Short version of the following: You need to read A BLOODY ARROGANT POWER by Malcolm J. Wardlaw. It’s just ninety-nine cents as an e-book. And it’s a worthy read, one that’s hard to put down…and even harder to understand, once it’s over, how a book this good has been thus far overlooked.

Then again, as my own history as a writer has shown, sometimes good work does not get noticed (immediately, anyway; I refuse to believe otherwise). One can hope Mr. Wardlaw’s conception will escape the fate of my own two books in the Elfyverse.

Now, here’s to the cut-and-paste:

I had never heard of Malcolm J. Wardlaw before picking up his book, A BLOODY ARROGANT POWER. As an author myself (and as a little-known one at that), I am sympathetic to other authors struggling to break through the noise of independent publishing to get their vision out.

And what a vision: A BLOODY ARROGANT POWER is astonishingly thorough, and shows what the world could be a century or so hence after the current society collapses. Wardlaw’s dystopian vision is completely realized, down to the lexicon (“drains” are roads, or at least public thoroughfares, which “surplus” — people who don’t make enough money to protect themselves from being turfed out on a moment’s notice — are “discharged”); the people all feel real, with some being quite venal, some being quite opportunistic, some being idealists, some being realists…and the worst of all blending those four things into something abhorrent. (Prentice Nightminster, I’m looking squarely at you.)

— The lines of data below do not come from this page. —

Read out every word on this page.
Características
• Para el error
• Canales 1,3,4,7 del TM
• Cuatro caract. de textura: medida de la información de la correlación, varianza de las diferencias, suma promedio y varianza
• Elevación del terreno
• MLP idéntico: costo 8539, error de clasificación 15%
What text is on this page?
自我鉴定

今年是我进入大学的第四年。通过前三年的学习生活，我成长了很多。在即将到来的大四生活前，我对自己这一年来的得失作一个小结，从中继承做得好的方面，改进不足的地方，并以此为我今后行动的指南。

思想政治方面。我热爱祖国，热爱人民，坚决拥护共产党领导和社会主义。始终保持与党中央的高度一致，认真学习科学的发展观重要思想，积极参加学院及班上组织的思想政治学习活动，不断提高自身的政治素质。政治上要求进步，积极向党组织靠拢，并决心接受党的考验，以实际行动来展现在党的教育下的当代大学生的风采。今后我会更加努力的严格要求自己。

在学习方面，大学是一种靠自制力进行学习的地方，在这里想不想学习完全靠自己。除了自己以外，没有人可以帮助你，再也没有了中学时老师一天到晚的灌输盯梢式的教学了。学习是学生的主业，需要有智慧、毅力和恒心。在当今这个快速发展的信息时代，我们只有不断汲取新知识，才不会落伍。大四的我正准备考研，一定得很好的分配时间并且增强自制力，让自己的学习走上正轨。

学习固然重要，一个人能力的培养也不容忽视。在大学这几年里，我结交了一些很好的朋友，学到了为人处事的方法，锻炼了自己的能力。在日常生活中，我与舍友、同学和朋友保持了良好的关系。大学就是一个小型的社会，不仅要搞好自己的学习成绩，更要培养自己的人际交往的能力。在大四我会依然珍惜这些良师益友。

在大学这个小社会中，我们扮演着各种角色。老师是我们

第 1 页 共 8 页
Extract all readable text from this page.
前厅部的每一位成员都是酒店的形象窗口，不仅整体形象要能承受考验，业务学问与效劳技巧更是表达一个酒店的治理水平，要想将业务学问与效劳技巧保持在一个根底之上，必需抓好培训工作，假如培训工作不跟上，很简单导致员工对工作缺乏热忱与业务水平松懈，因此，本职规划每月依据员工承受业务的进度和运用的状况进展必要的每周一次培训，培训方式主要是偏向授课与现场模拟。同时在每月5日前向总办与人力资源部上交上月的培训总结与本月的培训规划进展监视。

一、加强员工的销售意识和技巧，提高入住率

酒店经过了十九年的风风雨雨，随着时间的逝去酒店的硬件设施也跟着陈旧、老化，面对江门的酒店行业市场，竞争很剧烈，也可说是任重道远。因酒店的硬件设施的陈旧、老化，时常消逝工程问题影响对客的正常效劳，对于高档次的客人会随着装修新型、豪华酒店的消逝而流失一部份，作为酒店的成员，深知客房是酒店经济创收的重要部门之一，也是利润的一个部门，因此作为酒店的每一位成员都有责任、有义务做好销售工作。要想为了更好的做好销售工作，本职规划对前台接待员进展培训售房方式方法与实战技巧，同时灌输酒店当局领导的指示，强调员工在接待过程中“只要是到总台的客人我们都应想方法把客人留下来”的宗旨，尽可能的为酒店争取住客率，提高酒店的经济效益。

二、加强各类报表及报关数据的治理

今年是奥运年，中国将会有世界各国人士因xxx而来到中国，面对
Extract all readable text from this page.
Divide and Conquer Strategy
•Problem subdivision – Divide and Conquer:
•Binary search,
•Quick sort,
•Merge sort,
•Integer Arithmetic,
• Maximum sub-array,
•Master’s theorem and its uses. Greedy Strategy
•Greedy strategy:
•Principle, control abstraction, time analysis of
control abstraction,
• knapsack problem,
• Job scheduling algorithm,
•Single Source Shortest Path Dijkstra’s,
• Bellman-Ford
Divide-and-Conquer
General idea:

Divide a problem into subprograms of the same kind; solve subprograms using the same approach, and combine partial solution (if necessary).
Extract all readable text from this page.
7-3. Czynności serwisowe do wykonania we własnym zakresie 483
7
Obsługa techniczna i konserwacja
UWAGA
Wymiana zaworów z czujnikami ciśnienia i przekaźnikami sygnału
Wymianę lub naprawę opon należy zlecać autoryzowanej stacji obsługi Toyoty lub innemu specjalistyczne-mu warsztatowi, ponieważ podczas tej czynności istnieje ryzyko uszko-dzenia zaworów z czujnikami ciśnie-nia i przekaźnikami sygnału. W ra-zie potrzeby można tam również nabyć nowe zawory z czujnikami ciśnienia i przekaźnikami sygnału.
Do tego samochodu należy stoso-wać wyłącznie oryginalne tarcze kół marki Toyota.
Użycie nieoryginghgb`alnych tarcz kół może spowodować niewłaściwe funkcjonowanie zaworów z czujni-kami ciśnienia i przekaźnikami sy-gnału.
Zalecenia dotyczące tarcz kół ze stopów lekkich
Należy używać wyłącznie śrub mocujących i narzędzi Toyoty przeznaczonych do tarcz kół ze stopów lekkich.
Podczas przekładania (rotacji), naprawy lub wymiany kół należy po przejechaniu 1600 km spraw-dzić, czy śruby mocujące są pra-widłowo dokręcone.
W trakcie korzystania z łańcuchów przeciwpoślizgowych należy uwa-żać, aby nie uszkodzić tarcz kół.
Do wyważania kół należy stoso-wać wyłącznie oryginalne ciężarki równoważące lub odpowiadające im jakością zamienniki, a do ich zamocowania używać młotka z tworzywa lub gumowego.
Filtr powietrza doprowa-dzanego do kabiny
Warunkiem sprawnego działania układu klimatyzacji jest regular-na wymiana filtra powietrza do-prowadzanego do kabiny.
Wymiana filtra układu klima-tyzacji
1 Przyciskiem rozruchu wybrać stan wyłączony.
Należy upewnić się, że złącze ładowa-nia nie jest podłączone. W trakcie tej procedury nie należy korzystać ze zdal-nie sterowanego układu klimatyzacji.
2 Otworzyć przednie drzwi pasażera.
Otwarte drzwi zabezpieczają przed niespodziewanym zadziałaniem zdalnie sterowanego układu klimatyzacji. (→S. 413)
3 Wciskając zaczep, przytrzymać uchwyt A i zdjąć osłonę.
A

A book as good as this should not be languishing in obscurity.

In fact, I read this book in three hours. And I came over here, to Amazon, to make absolutely sure it finally got someone rating it and commenting on it, all the while wondering what in the Hell has caused people to overlook A BLOODY ARROGANT POWER in the first place.

Honestly, if you enjoy SF, dystopian SF, future visions of a harrowing nature, or just plain good writing, you need to read this. Donald, the protagonist, is well-realized, and goes from company man to revolutionary without missing a beat. (Trust me: If you had an ounce of sense if you lived in this world, you’d do the same thing.) His love-interest, Sarah-Kelly, is also well-realized; she’s a smart, educated woman with a vision of a better society, and refuses to live in the world she finds herself in. (Good for her, I say.) And finally, Donald’s younger brother Lawrence, an ex-military officer with a conscience, emerges just at the end to give a glimpse of what the next book in the series is likely to be…he’s brash, but well-intentioned, and he’s lived through some harrowing stuff.

Very solid work, all the way around.

In fact, if this book had been picked up by a major publisher, I think it would’ve won several awards. It is that well-realized, that well-considered, and that thoroughly satisfying of a read.

I do not say these things lightly.

In short, if I could give this book more than five stars, I would. But since I can’t, this book is given five-stars and a highly recommended tag.

I hope more people read this book. And I hope Mr. Wardlaw finds his audience, because he — and his book, A BLOODY ARROGANT POWER — deserves it.